Here at Hunter Foot & Ankle Associates, our goal is to help our patients in Plano, Texas, make their way through the world with the least amount of problems. By their very geography, your feet are ground zero, providing the critical foundation for the rest of your musculoskeletal structure.
Unfortunately, when something doesn’t present itself according to design in your feet, you’re left grappling with problems that can travel up through your major joints, including your ankles, knees, and hips, even reaching your back.
Here’s a look at why flat feet may be behind your back, hip, and knee pain, and what we can do about it.
Flat feet 101
The term flat feet means that you lack arch support in your feet. When you’re born, your feet are flat and your arches develop as you grow. In some cases, these arches never take shape, leaving you with flat feet.
On the other end of the age spectrum, flat feet can develop as you get older. After years of wear-and-tear, the tendons that support your feet can begin to weaken, causing your arches to fall.
For many people, flat feet don’t pose any serious problems, and people learn to work around the issue as their bodies compensate for the absence of arch support. For others, however, flat feet lead to painful problems in their feet and ankles, which can have an effect on distant joints and their backs.
Your thighbone is connected to your hip bone
If you’re familiar with that childhood song about the parts of the body and how they’re connected, we have to admit that this cute little diddy speaks the truth quite plainly. Your musculoskeletal system is a fully integrated structure, and each section is connected by joints, sometimes very small ones, and sometimes rather large ones, like your hips and knees.
Since joints are where bones come together, any bone that comes in at an angle can offset the entire function of the joint. And this is exactly what flat feet can do. When you don’t have arch support, your feet tend to roll inward, causing overpronation.
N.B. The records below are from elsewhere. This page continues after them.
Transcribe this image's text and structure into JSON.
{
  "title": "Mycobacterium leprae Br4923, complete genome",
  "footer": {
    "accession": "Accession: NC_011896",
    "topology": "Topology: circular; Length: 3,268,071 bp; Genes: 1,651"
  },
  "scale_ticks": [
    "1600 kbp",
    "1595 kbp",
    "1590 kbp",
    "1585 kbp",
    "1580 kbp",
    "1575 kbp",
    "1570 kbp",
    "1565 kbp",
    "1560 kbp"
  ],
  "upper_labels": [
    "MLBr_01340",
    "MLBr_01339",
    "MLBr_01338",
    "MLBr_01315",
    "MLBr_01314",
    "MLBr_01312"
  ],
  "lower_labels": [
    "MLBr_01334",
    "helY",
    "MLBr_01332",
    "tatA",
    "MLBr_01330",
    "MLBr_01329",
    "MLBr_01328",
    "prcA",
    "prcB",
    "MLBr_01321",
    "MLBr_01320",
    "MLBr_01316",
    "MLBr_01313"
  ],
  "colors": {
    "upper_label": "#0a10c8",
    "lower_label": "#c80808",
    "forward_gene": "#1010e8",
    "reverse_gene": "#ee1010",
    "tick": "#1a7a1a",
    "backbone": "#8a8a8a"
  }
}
When your feet roll in, it affects your gait and places excessive stress on your ankles and knees.
Now think about the directions your joints move — your ankles can roll in many directions, but your knees are made to bend forward and back, not side-to-side. When you overpronate, your knees are forced in a direction they’re not designed for.
As your knees are forced together because of flat feet, the impact may travel on up to your hips, which need to compensate for the poor positioning of your knees.
And on it goes until it reaches your low back. Poor positioning of the major joints in your lower body ultimately reach your back and may cause dull, nagging pain. And it all started with flat feet.
If you’re experiencing pain in your knees, hips, and back, and you have flat feet, we need to take a good, hard look to see if the two problems are related. If we find that your flat feet are the likely cause behind your joint pain, we can take action with custom orthotics, which make up for the loss of arch support by providing an outside source.
Through orthotics, we can raise up your arches, causing everything in your lower body to line up more accurately.